DEVENIR MÉCÈNE

Le Héron

Il s’agit de la fable IV du livre VII des Fables choisies, publié en 1678. Le fonds Erhard comprend 61 illustrations de cette fable.


Pistes pédagogiques

 

  • Relever dans le texte les vers qui plantent le décor et les mettre en parallèle avec leur transposition dans les images. Commenter.
  • Relever dans la fable les différents procédés par lesquels s’exprime la morgue. Faire la même chose pour les illustrations. Commenter l’éventail des possibilités respectives.
  • La fable se déroule en 26 vers. La plupart des illustrateurs la font tenir tout entière en une image. Regarder attentivement les illustrations proposées pour repérer l’ensemble des éléments du récit.

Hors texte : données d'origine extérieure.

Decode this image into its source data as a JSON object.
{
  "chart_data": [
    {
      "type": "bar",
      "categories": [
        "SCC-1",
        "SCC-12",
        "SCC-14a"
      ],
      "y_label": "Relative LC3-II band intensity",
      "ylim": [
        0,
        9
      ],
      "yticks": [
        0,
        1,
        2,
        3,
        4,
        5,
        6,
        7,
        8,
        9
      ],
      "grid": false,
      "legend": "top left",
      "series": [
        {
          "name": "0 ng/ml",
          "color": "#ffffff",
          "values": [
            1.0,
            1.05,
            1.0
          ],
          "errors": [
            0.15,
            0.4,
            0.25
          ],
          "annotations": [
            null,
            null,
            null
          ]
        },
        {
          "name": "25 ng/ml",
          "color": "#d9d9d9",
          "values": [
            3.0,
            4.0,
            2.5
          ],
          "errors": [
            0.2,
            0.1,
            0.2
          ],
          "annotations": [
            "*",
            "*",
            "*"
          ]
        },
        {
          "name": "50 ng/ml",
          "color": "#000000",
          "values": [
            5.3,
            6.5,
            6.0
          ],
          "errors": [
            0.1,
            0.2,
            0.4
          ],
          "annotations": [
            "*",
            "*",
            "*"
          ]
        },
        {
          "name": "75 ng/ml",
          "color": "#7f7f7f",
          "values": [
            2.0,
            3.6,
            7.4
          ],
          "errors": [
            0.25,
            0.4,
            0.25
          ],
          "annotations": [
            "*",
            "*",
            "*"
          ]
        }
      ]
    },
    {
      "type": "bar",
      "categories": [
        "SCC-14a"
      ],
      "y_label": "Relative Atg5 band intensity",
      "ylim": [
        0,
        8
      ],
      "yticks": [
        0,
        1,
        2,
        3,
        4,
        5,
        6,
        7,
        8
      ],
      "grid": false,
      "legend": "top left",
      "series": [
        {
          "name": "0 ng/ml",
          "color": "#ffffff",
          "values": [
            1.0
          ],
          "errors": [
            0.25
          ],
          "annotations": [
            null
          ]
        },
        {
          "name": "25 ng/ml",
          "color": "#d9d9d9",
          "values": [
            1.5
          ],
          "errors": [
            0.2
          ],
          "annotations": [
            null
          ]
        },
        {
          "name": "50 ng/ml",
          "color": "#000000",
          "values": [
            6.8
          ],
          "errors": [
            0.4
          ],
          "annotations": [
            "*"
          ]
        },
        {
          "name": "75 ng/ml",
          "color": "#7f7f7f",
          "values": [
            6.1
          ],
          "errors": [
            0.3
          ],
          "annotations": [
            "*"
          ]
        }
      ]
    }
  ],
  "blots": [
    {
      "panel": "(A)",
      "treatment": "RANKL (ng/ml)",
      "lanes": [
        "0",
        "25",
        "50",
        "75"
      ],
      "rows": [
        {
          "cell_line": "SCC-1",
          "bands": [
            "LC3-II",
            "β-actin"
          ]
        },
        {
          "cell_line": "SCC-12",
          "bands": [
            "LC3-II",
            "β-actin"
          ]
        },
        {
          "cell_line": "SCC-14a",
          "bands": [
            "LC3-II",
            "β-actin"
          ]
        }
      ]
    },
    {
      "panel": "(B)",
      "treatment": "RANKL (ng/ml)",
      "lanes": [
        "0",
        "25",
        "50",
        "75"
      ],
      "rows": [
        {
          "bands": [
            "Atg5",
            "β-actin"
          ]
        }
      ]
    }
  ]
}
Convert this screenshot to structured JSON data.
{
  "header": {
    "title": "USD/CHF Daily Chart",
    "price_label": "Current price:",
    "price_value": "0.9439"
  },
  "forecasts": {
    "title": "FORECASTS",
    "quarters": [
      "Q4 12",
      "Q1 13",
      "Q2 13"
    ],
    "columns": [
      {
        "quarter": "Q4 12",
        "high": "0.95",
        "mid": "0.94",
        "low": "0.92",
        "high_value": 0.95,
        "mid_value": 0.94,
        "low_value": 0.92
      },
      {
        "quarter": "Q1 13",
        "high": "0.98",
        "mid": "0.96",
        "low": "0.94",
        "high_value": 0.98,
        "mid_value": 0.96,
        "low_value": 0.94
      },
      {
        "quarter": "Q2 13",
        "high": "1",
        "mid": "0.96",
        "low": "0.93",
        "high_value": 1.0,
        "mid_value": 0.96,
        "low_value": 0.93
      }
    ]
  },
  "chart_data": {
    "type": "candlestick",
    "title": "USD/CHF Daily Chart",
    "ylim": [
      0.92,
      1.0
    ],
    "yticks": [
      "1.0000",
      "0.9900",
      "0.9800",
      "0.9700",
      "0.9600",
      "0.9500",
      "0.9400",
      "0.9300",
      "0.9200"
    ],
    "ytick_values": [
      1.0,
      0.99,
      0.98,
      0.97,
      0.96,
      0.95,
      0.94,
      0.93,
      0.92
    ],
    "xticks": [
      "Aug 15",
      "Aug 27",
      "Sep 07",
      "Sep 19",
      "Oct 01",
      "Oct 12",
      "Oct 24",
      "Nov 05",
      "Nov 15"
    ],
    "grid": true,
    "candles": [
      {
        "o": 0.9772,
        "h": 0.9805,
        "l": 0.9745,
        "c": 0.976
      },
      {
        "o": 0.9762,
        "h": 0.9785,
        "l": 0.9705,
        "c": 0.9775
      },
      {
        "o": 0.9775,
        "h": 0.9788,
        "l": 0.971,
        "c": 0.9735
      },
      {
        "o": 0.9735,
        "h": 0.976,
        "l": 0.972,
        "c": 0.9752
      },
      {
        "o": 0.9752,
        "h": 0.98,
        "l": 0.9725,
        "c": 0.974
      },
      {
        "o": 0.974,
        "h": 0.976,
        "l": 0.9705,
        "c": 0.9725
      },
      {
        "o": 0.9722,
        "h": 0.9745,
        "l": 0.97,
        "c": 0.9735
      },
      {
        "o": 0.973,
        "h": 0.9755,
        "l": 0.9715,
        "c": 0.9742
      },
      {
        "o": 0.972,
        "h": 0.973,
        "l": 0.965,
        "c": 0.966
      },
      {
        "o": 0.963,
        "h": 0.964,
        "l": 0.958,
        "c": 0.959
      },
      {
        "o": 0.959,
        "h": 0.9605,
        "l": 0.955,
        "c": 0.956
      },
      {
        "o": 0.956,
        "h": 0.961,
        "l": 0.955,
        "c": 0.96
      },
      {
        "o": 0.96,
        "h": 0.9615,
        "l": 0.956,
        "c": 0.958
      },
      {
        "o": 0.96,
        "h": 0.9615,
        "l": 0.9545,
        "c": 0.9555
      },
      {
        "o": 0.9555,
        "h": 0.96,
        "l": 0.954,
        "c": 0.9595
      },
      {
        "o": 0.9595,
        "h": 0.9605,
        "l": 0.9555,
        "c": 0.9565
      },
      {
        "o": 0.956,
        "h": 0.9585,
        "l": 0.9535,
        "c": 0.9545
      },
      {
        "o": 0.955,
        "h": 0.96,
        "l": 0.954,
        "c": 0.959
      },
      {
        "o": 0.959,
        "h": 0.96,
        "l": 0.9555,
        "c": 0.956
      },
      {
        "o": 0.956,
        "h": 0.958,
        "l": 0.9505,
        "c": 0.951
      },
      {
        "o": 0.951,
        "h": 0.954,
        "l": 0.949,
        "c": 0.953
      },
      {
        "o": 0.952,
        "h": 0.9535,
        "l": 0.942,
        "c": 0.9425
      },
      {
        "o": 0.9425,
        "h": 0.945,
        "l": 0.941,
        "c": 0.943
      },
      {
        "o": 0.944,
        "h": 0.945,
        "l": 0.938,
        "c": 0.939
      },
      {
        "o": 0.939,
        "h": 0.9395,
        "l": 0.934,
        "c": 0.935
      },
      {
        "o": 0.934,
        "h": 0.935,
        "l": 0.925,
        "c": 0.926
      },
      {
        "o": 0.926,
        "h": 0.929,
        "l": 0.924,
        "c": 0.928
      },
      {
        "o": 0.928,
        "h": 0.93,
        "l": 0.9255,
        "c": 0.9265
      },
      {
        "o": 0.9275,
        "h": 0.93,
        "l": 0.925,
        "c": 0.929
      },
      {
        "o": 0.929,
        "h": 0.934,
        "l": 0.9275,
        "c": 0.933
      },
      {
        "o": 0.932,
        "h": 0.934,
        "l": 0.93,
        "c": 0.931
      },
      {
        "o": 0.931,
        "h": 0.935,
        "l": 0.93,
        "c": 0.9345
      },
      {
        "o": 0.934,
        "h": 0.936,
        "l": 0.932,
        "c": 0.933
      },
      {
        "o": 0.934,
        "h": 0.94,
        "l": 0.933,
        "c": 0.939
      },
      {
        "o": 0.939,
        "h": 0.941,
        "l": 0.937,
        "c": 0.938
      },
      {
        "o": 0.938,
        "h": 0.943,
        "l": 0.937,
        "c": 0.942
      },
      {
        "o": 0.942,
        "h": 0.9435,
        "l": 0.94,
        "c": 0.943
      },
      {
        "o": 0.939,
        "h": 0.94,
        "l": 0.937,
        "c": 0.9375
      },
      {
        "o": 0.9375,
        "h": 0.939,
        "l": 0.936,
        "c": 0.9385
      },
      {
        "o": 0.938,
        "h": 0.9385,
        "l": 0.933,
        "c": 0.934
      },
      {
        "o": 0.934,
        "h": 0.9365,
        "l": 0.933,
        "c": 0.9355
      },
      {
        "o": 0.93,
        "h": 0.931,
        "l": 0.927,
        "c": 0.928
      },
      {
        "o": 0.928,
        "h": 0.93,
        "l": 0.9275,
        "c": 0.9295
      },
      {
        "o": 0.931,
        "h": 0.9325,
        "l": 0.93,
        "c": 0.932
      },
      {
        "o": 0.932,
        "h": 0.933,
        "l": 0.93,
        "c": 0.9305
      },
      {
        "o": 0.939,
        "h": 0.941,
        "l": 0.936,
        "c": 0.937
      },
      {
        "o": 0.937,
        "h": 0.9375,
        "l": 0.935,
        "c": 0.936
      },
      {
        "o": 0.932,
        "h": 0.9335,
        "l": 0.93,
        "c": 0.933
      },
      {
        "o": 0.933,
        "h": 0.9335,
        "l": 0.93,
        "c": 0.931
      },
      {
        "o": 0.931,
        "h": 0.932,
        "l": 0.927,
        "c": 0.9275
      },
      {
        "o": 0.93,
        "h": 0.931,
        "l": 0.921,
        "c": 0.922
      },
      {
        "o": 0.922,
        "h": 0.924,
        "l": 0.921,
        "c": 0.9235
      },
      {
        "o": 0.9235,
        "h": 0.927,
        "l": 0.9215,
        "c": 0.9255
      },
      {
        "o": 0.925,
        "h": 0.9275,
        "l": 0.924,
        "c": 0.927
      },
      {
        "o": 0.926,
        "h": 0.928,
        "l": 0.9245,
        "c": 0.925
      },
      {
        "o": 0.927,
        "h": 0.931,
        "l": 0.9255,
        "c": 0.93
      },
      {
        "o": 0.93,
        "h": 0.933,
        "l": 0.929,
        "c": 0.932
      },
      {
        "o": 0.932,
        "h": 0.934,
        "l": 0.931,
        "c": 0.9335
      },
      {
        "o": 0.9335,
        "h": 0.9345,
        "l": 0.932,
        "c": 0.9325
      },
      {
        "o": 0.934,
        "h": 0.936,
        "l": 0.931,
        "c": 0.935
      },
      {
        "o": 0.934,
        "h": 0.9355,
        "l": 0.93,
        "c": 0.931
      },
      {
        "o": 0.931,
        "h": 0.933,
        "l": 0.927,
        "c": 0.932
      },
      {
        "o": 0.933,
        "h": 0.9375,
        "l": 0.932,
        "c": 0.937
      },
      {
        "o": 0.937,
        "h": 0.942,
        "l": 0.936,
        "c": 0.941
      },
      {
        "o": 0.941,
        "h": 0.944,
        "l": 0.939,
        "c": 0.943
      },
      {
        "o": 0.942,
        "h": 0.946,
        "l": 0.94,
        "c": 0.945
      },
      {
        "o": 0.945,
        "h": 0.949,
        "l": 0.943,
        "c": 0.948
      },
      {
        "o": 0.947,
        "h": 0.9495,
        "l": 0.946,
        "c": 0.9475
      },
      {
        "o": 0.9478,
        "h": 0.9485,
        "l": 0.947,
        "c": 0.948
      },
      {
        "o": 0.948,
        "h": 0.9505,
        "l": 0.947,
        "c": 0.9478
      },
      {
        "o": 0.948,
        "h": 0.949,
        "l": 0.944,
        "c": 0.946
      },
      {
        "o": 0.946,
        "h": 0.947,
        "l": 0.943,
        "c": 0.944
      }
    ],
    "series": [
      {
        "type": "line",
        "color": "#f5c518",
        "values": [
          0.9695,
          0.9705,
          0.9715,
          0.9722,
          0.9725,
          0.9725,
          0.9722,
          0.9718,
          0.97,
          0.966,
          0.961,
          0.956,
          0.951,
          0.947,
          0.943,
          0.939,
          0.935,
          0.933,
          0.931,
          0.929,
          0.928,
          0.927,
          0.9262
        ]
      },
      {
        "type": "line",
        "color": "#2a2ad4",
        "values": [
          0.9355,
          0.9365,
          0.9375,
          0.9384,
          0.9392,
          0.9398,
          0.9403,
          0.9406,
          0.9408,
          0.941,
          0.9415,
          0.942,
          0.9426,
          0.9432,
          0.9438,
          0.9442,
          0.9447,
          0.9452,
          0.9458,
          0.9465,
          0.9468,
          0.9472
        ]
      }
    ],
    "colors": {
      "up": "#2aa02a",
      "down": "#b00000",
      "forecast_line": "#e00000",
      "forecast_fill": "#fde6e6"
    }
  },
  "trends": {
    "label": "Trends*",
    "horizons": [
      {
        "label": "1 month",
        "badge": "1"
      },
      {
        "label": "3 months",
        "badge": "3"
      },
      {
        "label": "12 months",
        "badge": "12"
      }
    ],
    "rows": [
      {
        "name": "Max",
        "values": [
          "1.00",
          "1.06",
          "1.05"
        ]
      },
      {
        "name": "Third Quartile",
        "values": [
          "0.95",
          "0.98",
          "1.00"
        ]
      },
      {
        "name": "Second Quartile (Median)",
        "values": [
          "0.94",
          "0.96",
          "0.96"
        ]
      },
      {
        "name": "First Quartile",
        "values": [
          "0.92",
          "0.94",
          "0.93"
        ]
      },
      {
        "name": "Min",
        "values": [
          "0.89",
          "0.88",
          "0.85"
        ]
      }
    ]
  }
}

Choisir le vers que l’on préfère et l’image qui pourrait l’illustrer.

 

Le Héron

 

Un jour, sur ses longs pieds, allait je ne sais où
Le héron au long bec emmanché d’un long cou :
Il côtoyait une rivière.
L’onde était transparente ainsi qu’aux plus beaux jours ;
Ma commère la carpe y faisait mille tours
Avec le brochet son compère.
Le héron en eût fait aisément son profit :
Tous approchaient du bord, l’oiseau n’avait qu’à prendre ;
Mais il crut mieux faire d’attendre
Qu’il eût un peu plus d’appétit :
Il vivait de régime, et mangeait à ses heures.
Après quelques moments l’appétit vint : l’oiseau
S’approchant du bord vit sur l’eau
Des tanches qui sortaient du fond de ces demeures.
Le mets ne lui plut pas ; il s’attendait à mieux,
Et montrait un goût dédaigneux
Comme le rat du bon Horace.
« Moi des tanches ? dit-il, moi héron que je fasse
Une si pauvre chère ? Et pour qui me prend-on ? »
La tanche rebutée il trouva du goujon.
« Du goujon ! c’est bien là le dîner d’un héron !
J’ouvrirais pour si peu le bec ! aux dieux ne plaise ! »
Il l’ouvrit pour bien moins : tout alla de façon
Qu’il ne vit plus aucun poisson.
La faim le prit, il fut tout heureux et tout aise
De rencontrer un limaçon.

Ne soyons pas si difficiles :
Les plus accommodants, ce sont les plus habiles :
On hasarde de perdre en voulant trop gagner.
Gardez-vous de rien dédaigner,
Surtout quand vous avez à peu près votre compte.
Bien des gens y sont pris. Ce n’est pas aux hérons
Que je parle. Écoutez, humains, un autre conte.
Vous verrez que chez vous j’ai puisé ces leçons.